Department of Industrial and Systems Engineering, Rutgers University, New Brunswick, Piscataway, NJ 08854, USA.
Sensors (Basel). 2022 Jan 10;22(2):494. doi: 10.3390/s22020494.
Physics-informed machine learning is emerging through vast methodologies and in various applications. This paper discovers physics-based custom loss functions as an implementable solution to additive manufacturing (AM). Specifically, laser metal deposition (LMD) is an AM process where a laser beam melts deposited powder, and the dissolved particles fuse to produce metal components. Porosity, or small cavities that form in this printed structure, is generally considered one of the most destructive defects in metal AM. Traditionally, computer tomography scans measure porosity. While this is useful for understanding the nature of pore formation and its characteristics, purely physics-driven models lack real-time prediction ability. Meanwhile, a purely deep learning approach to porosity prediction leaves valuable physics knowledge behind. In this paper, a hybrid model that uses both empirical and simulated LMD data is created to show how various physics-informed loss functions impact the accuracy, precision, and recall of a baseline deep learning model for porosity prediction. In particular, some versions of the physics-informed model can improve the precision of the baseline deep learning-only model (albeit at the expense of overall accuracy).

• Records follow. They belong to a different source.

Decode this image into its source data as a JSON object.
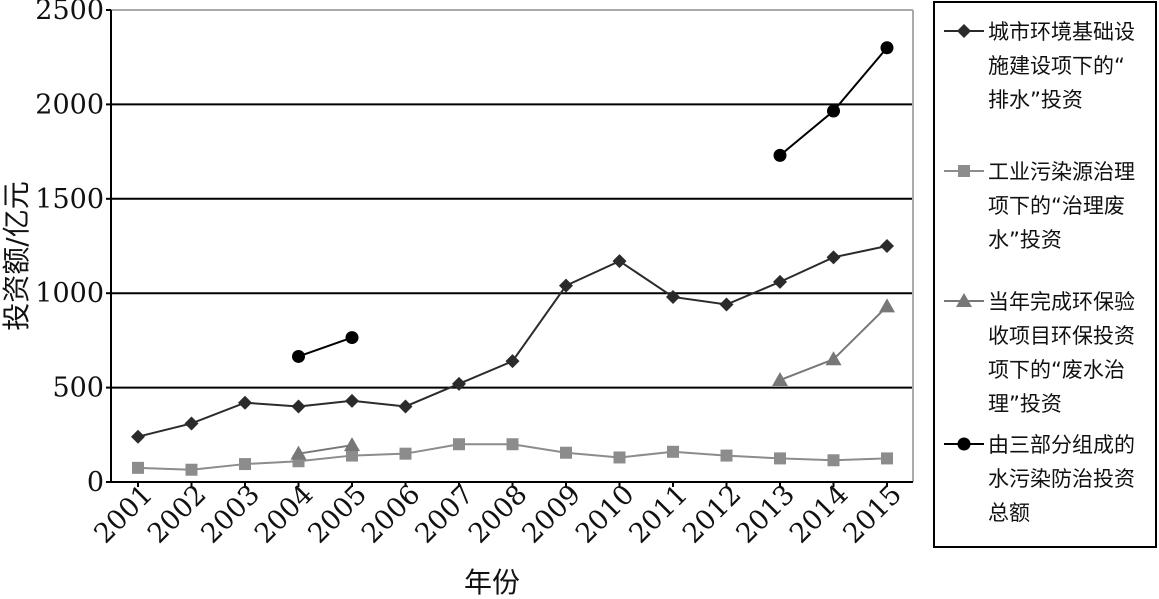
{
  "chart_data": {
    "type": "line",
    "title": "",
    "xlabel": "年份",
    "ylabel": "投资额/亿元",
    "categories": [
      "2001",
      "2002",
      "2003",
      "2004",
      "2005",
      "2006",
      "2007",
      "2008",
      "2009",
      "2010",
      "2011",
      "2012",
      "2013",
      "2014",
      "2015"
    ],
    "ylim": [
      0,
      2500
    ],
    "yticks": [
      "0",
      "500",
      "1000",
      "1500",
      "2000",
      "2500"
    ],
    "grid": "horizontal",
    "legend_position": "right",
    "series": [
      {
        "name": "城市环境基础设施建设项下的“排水”投资",
        "legend_lines": [
          "城市环境基础设",
          "施建设项下的“",
          "排水”投资"
        ],
        "color": "#2b2b2b",
        "marker": "diamond",
        "values": [
          240,
          310,
          420,
          400,
          430,
          400,
          520,
          640,
          1040,
          1170,
          980,
          940,
          1060,
          1190,
          1250
        ]
      },
      {
        "name": "工业污染源治理项下的“治理废水”投资",
        "legend_lines": [
          "工业污染源治理",
          "项下的“治理废",
          "水”投资"
        ],
        "color": "#8c8c8c",
        "marker": "square",
        "values": [
          75,
          65,
          95,
          110,
          140,
          150,
          200,
          200,
          155,
          130,
          160,
          140,
          125,
          115,
          125
        ]
      },
      {
        "name": "当年完成环保验收项目环保投资项下的“废水治理”投资",
        "legend_lines": [
          "当年完成环保验",
          "收项目环保投资",
          "项下的“废水治",
          "理”投资"
        ],
        "color": "#777777",
        "marker": "triangle",
        "values": [
          null,
          null,
          null,
          150,
          195,
          null,
          null,
          null,
          null,
          null,
          null,
          null,
          540,
          650,
          930
        ]
      },
      {
        "name": "由三部分组成的水污染防治投资总额",
        "legend_lines": [
          "由三部分组成的",
          "水污染防治投资",
          "总额"
        ],
        "color": "#000000",
        "marker": "circle",
        "values": [
          null,
          null,
          null,
          665,
          765,
          null,
          null,
          null,
          null,
          null,
          null,
          null,
          1730,
          1965,
          2300
        ]
      }
    ]
  }
}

基于物理知识的机器学习正通过大量方法在各种应用中兴起。本文发现基于物理的自定义损失函数是增材制造(AM)的一种可实施解决方案。具体而言,激光金属沉积(LMD)是一种增材制造工艺,其中激光束熔化沉积的粉末,溶解的颗粒融合以生产金属部件。孔隙率,即在这种打印结构中形成的小孔洞,通常被认为是金属增材制造中最具破坏性的缺陷之一。传统上,计算机断层扫描用于测量孔隙率。虽然这对于理解孔隙形成的本质及其特征很有用,但纯粹基于物理的模型缺乏实时预测能力。同时,单纯的深度学习方法进行孔隙率预测会遗漏宝贵的物理知识。在本文中,创建了一个使用经验性和模拟LMD数据的混合模型,以展示各种基于物理知识的损失函数如何影响用于孔隙率预测的基线深度学习模型的准确性、精确性和召回率。特别是,一些基于物理知识的模型版本可以提高仅使用深度学习的基线模型的精确性(尽管是以牺牲整体准确性为代价)。